Leaving his wife and three children behind, he paid smugglers to transport him to Thailand. He spent seven days languishing on a crowded boat before being taken to a camp deep in the Thai mountains.
There, Rohingya were beaten until their relatives sent the smugglers more money. Those whose families could not pay were killed, their bodies removed in the dead of night.
Having run out of money and fearing execution, Shor Muluk planned his escape. He waited until nightfall, then fled into the jungle, where he spent weeks walking without knowing where he was headed.
Somehow, he reached Malaysia and was lucky enough to be taken in by a Rohingya family. He worked in construction until the leg injuries he sustained during his beatings in Thailand became too much to bear.
“I don’t have enough money to pay for housing,” explains Shor, who now relies on handouts from others. “I sleep where I can; I survive as best I can.”
Shor Muluk is just one of 177,690 registered refugees and asylum seekers in Malaysia, the vast majority of whom are from Myanmar. Some 97,750 are Rohingya refugees, making them the largest refugee group in the country.
Rohingya have come to Malaysia to escape discrimination in their native Rakhine state since the 1990s, and with the camps in Bangladesh offering few prospects for the future, more continue to arrive.
While the urban environment in Malaysia offers refugees and asylum seekers some anonymity, there are few safety nets. Like many other countries in the region, Malaysia has not ratified the 1951 UN Refugee Convention, which means asylum seekers and refugees are effectively criminalised by domestic law.
Refugees can register with the UNHCR, but they don’t receive much assistance, cannot legally work and face limited access to education, healthcare and other social services.
Living in fear
The constant fear of arrest, detention and even deportation pushes refugees and other undocumented people underground. Most are reluctant to venture outside, and delay seeking healthcare, even in emergencies, in case hospital staff report them to immigration services.
“In order to survive, many refugees are forced to turn to jobs in the informal sector, working in dirty, dangerous and difficult jobs such as daily work in construction or agriculture,” says Beatrice Lau, Médecins Sans Frontières (MSF) head of mission in Malaysia.
They risk being exploited, blackmailed or underpaid and workplace accidents are common.
“Undocumented people in Malaysia are trapped in a vicious cycle, which they pay for with their physical and mental health,” says Lau.
To respond to the clear gap in services for this vulnerable group, MSF has been providing healthcare to Rohingya and other refugee and undocumented migrant communities in the Malaysian state of Penang since 2015.

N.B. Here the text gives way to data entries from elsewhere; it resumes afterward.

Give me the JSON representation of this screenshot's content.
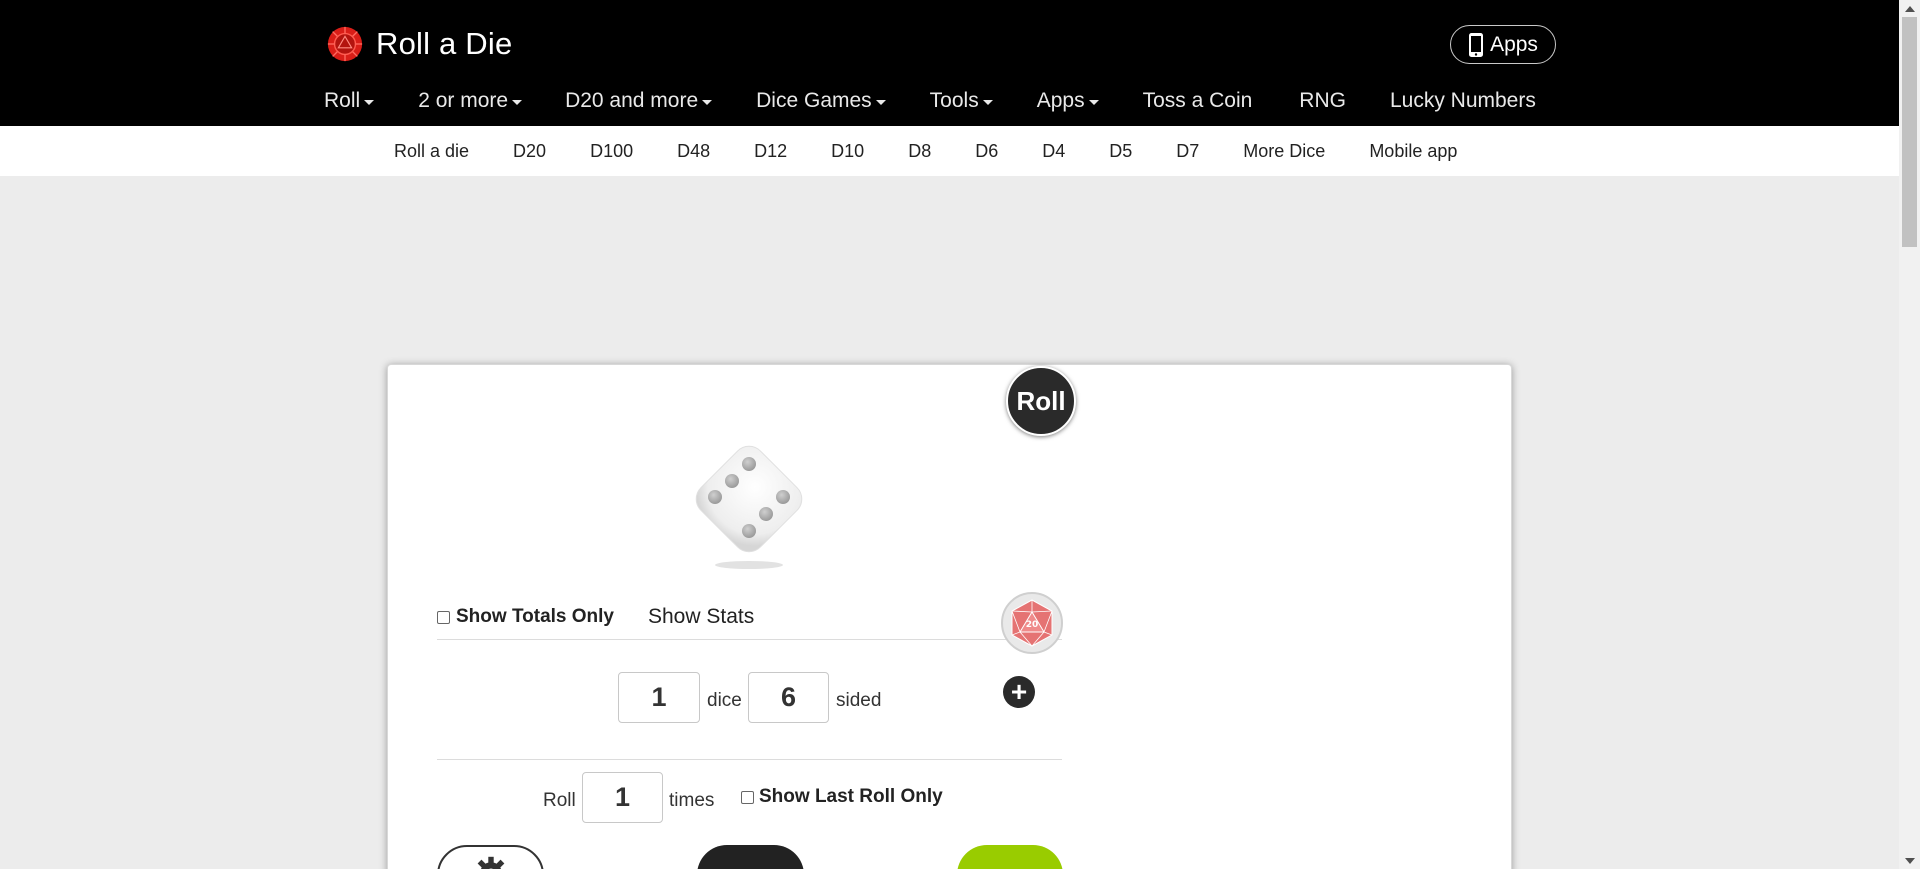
{
  "header": {
    "brand_name": "Roll a Die",
    "apps_button_label": "Apps",
    "nav": [
      {
        "label": "Roll",
        "dropdown": true
      },
      {
        "label": "2 or more",
        "dropdown": true
      },
      {
        "label": "D20 and more",
        "dropdown": true
      },
      {
        "label": "Dice Games",
        "dropdown": true
      },
      {
        "label": "Tools",
        "dropdown": true
      },
      {
        "label": "Apps",
        "dropdown": true
      },
      {
        "label": "Toss a Coin",
        "dropdown": false
      },
      {
        "label": "RNG",
        "dropdown": false
      },
      {
        "label": "Lucky Numbers",
        "dropdown": false
      }
    ]
  },
  "subnav": {
    "items": [
      "Roll a die",
      "D20",
      "D100",
      "D48",
      "D12",
      "D10",
      "D8",
      "D6",
      "D4",
      "D5",
      "D7",
      "More Dice",
      "Mobile app"
    ]
  },
  "roller": {
    "roll_button_label": "Roll",
    "die_face_value": 5,
    "show_totals_label": "Show Totals Only",
    "show_totals_checked": false,
    "show_stats_label": "Show Stats",
    "d20_icon_text": "20",
    "dice_count": "1",
    "dice_label": "dice",
    "sides": "6",
    "sided_label": "sided",
    "roll_label": "Roll",
    "times": "1",
    "times_label": "times",
    "show_last_roll_label": "Show Last Roll Only",
    "show_last_roll_checked": false
  },
  "colors": {
    "header_bg": "#000000",
    "brand_logo": "#d91e18",
    "page_bg": "#ececec",
    "roll_button": "#2a2a2a",
    "d20_icon": "#e57373",
    "green_button": "#99cc00"
  },
  "icons": {
    "brand": "red-die-logo-icon",
    "apps": "phone-icon",
    "d20": "d20-icon",
    "add": "plus-circle-icon",
    "settings": "gear-icon"
  }
}
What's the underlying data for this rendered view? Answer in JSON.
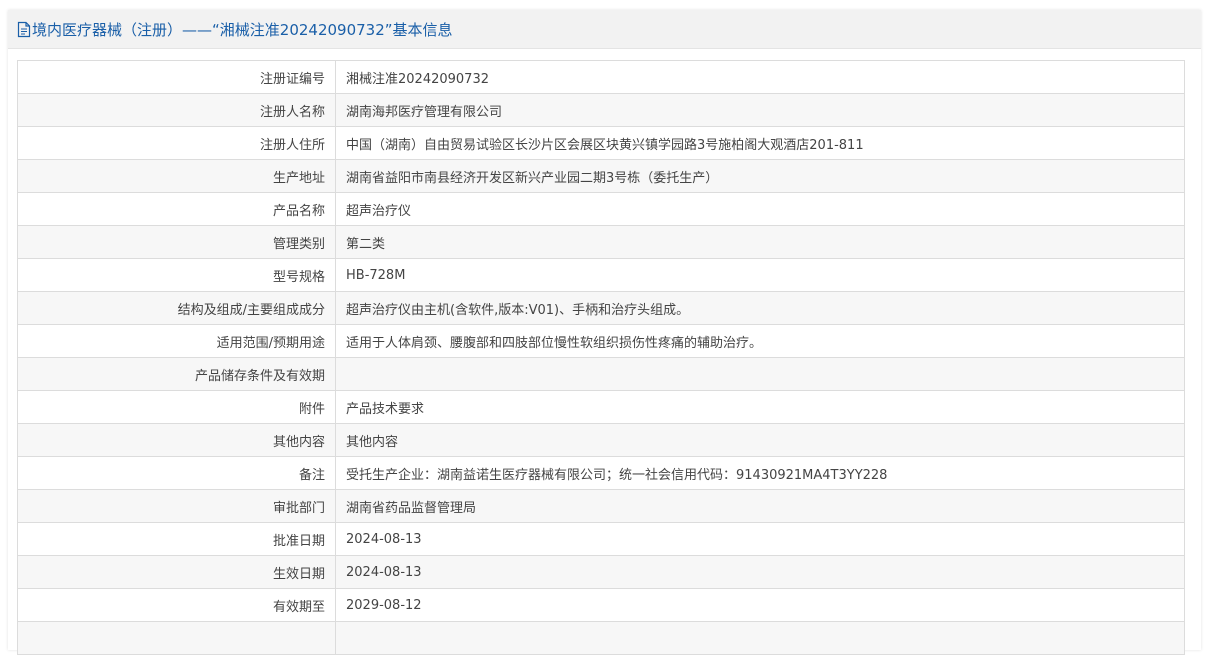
{
  "header": {
    "title": "境内医疗器械（注册）——“湘械注准20242090732”基本信息",
    "icon": "document-icon",
    "color": "#1a5fa8"
  },
  "rows": [
    {
      "label": "注册证编号",
      "value": "湘械注准20242090732"
    },
    {
      "label": "注册人名称",
      "value": "湖南海邦医疗管理有限公司"
    },
    {
      "label": "注册人住所",
      "value": "中国（湖南）自由贸易试验区长沙片区会展区块黄兴镇学园路3号施柏阁大观酒店201-811"
    },
    {
      "label": "生产地址",
      "value": "湖南省益阳市南县经济开发区新兴产业园二期3号栋（委托生产）"
    },
    {
      "label": "产品名称",
      "value": "超声治疗仪"
    },
    {
      "label": "管理类别",
      "value": "第二类"
    },
    {
      "label": "型号规格",
      "value": "HB-728M"
    },
    {
      "label": "结构及组成/主要组成成分",
      "value": "超声治疗仪由主机(含软件,版本:V01)、手柄和治疗头组成。"
    },
    {
      "label": "适用范围/预期用途",
      "value": "适用于人体肩颈、腰腹部和四肢部位慢性软组织损伤性疼痛的辅助治疗。"
    },
    {
      "label": "产品储存条件及有效期",
      "value": ""
    },
    {
      "label": "附件",
      "value": "产品技术要求"
    },
    {
      "label": "其他内容",
      "value": "其他内容"
    },
    {
      "label": "备注",
      "value": "受托生产企业：湖南益诺生医疗器械有限公司；统一社会信用代码：91430921MA4T3YY228"
    },
    {
      "label": "审批部门",
      "value": "湖南省药品监督管理局"
    },
    {
      "label": "批准日期",
      "value": "2024-08-13"
    },
    {
      "label": "生效日期",
      "value": "2024-08-13"
    },
    {
      "label": "有效期至",
      "value": "2029-08-12"
    },
    {
      "label": "",
      "value": ""
    }
  ]
}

In addition to running mobile clinics, we opened a fixed basic healthcare clinic in October 2018 in Butterworth, a Penang neighbourhood where many undocumented migrants and refugees live.
Between October 2018 and August 2019, we carried out 6,770 consultations at our fixed clinic and 1,996 at mobile clinics. Mental health education, psychosocial support and counselling services are also available. We refer particularly vulnerable refugees to the UNHCR. Between October 2018 and August 2018, we made 489 such referrals.

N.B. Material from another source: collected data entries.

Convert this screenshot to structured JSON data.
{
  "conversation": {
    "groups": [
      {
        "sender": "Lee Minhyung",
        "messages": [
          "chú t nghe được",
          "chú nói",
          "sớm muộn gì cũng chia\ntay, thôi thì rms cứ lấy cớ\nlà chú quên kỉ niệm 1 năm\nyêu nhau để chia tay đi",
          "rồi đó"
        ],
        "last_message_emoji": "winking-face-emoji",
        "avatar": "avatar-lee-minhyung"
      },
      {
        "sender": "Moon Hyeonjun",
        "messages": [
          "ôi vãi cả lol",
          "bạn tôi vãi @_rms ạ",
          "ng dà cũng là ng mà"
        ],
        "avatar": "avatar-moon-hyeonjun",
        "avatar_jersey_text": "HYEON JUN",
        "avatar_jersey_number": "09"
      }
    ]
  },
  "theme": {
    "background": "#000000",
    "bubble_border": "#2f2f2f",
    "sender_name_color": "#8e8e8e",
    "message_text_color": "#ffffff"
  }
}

We have also extended our healthcare to other vulnerable groups providing primary health care, referrals and psychosocial and counselling services in five government protection shelters for survivors of trafficking in Kuala Lumpur, Negeri Sembilan and Johor Bahru.
MSF, in collaboration with the NGO MERCY Malaysia, also conducts mobile clinics and water and sanitation upgrades at Belantik detention centre, where many refugees and undocumented migrants are held.
We are also working with other parties, such as UNHCR and Mercy Malaysia, together with Malaysia's ministries of health and home affairs, on longer-term improvements in access to healthcare for refugees.
This includes advocating for firewalls between healthcare provision and immigration enforcement at public health facilities, and developing sustainable health-financing schemes, such as health insurance. We also work to sensitise staff in Malaysia’s public healthcare system towards the vulnerabilities and healthcare needs of undocumented patients.